Fig. 4. Sensing of spike protein in saliva with antibody in 1× PBS solution. (a) Titration curve using updated data analysis method for SARS-CoV-2 spike proteins in saliva and antibodies in 1× PBS with 50–500 ng mL⁻¹ dynamic range and 200 ng mL⁻¹ (1.5 nM) detection limit; linear fit: (Z) = 8.36–6.11 × (C), R-square = 0.97. (b) Titration curve using previous data analysis method for SARS-CoV-2 spike proteins in saliva and antibodies in 1× PBS with 50–500 ng mL⁻¹ dynamic range and 200 ng mL⁻¹ (1.5 nM) detection limit; linear fit: (Z) = 6.74–5.2 × (C), R-square = 0.99, * Denotes negative control (C = 0 ng mL⁻¹) plotted at C = 10 ng mL⁻¹ for visualization purposes, N = 5 for C = 0 ng mL⁻¹, N = 1 for all other concentrations.

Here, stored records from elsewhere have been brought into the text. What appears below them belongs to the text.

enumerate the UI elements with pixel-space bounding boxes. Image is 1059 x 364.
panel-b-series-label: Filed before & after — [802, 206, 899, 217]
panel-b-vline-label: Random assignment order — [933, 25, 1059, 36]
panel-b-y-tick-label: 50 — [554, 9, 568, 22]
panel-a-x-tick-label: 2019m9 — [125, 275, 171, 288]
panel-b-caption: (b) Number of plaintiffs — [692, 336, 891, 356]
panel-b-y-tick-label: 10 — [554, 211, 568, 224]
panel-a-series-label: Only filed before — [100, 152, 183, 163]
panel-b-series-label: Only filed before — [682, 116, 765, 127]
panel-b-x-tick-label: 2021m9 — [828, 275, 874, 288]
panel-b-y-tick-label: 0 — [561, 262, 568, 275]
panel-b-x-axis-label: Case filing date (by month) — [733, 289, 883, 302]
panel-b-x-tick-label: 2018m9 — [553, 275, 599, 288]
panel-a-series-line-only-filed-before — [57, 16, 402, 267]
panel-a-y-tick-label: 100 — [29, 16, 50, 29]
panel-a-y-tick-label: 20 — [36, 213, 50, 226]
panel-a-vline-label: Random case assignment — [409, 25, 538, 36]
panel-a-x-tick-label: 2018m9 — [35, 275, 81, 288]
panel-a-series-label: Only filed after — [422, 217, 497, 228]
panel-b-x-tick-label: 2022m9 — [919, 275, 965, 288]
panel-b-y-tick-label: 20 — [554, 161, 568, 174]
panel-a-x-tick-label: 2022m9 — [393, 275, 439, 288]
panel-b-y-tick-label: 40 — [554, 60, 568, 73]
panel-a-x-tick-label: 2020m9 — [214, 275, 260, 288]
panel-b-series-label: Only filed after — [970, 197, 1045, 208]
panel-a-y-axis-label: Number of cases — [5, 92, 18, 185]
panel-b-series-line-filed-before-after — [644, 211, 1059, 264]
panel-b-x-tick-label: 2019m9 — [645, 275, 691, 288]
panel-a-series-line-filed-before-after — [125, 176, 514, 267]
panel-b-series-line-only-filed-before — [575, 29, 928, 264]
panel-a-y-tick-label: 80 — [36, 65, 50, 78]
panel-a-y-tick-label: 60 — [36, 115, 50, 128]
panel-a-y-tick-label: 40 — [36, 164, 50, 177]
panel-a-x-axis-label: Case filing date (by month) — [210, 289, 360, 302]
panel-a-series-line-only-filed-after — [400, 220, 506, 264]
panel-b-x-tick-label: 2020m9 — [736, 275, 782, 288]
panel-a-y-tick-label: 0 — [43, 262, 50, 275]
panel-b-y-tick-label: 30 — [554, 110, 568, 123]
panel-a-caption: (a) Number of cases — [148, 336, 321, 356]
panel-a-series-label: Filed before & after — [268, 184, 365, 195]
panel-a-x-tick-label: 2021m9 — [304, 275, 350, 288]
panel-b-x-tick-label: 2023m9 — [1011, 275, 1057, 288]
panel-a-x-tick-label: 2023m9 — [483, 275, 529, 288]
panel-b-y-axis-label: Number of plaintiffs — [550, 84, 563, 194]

Fig. 5. Sensing of spike protein in saliva with antibody in 0.18× PBS solution. Negative control (C = 0 ng mL⁻¹) plotted at C = 0.01 ng mL⁻¹ for visualization purposes. (a) Data using updated data analysis method for SARS-CoV-2 spike proteins in saliva and antibodies in 0.18× PBS with 0.1–1000 ng mL⁻¹ dynamic range; linear fit: (Z) = 3.49–2.17 × log (C), R-square = 0.94. (b) Data using previous data analysis method for SARS-CoV-2 spike proteins in saliva and antibodies in 0.18× PBS with 0.1–1000 ng mL⁻¹ dynamic range; linear fit: (Z) = 3.49–2.11 × log (C), R-square = 0.95. *P ≤ 0.05; ***P ≤ 0.0001, N = 2 for C = 0 ng mL⁻¹, N = 5 for C = 50 ng mL⁻¹, N = 3 for all other concentrations.

Fig. 6. Comparisons between MERS-CoV spike proteins, SARS-CoV-2 spike proteins, and negative control using SARS-CoV-2 spike antibodies. Only the red SARS-CoV-2 spike protein curve gives a response to the SARS-CoV-2 antibodies, and MERS-CoV curves follow the same trends as the negative control curves, proving the device is capable of differentiating SARS-CoV-2 proteins from similar respiratory disease samples.